Daily Commentary - 18 September 2018
Contact Merchant West Capital Markets on: (+2711) 305-9500 or email@example.com
USD / ZAR 14.8950 - EUR / ZAR 17.3942 - GBP / ZAR 19.5639 -
18 September: US House Market Index
19 September: SA CPI Data - EC ECB Current Account -US Mortgage Applications ;Current Account Balance ;Housing Starts
20 September: US Initial Jobless Claims - EC Consumer Confidence - SA SARB Rate Announcement
21 September: EC Eurozone PMI Data - US PMI Data
The rand opened the trading week on the defensive as it slowly moved back towards the wrong side of the USD/ZAR 15.00 handle. The retracement was largely driven by renewed trade tensions from the US economy as President Donald Trump followed through with the imposition of another round of tariffs on the Chinese economy, dealing further blows to the already fragile emerging market economies. “Emerging market currencies including the Turkish lira, South African rand and the Mexican peso were all slightly lower on Tuesday” (source: Reuters). Another significant factor in the domestic economy will also be the South African Reserve Bank`s interest rate decision that is due to be made public on Thursday. “The consensus among economists is that the repo rate will be kept on hold at 6.5% when the Reserve Bank’s Monetary Policy Committee (MPC) meets this week” (source: Fin24). Although an interest rate change is not expected this week, economists are still of the view that it will be a necessary tool in the medium- to longer term as the inflationary pressures become evident, fuelling expectations for a hike in the fourth quarter of this year. In other local news, “South Africa’s President Cyril Ramaphosa said on Monday there would be no mass layoffs of public sector workers as his government considers various ways to pull the economy out of a recession that has rattled the rand and investor confidence” (source: Reuters).

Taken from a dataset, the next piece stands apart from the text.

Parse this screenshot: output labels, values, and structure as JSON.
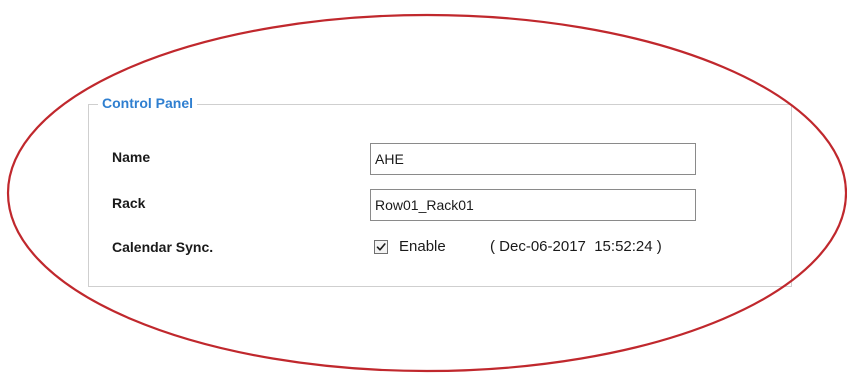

In the US market, the dollar index which tracks the greenback against a basket of other major currencies, traded up 0.09% as the US dollar continues to establish itself as a safe-haven currency. The persistent trade war threat has resurfaced following another move by the US President. “…U.S. President Donald Trump said on Monday that he will impose 10 percent U.S. tariffs on about $200 billion worth of Chinese imports, effective Sept. 24” (source: Reuters). President Donald Trump also mentioned another potential phase of additional tariffs, should China retaliate against the US industries. Throughout the year, the dollar has made a significant rise to power and continues to rally even higher. Furthermore, the net long USD position evidenced by data from Reuters and the Commodity Futures Trading Commission (CFTC) suggests that the majority on investors remain bullish.
In the European market, both the euro and the pound have shown improvement. Markets have become increasingly optimistic that a Brexit deal would be secured before the fast approaching deadline is reached. “Talks between the European Union and Britain on Brexit are being conducted in a spirit of “good cooperation,” Michel Barnier, the EU’s chief negotiator on the issue, said on Monday” (source: Reuters). Given the uncertainty surrounding Brexit, an argument can be supported that both the euro and the pound have been undervalued, which could quickly correct once the exit is finalised.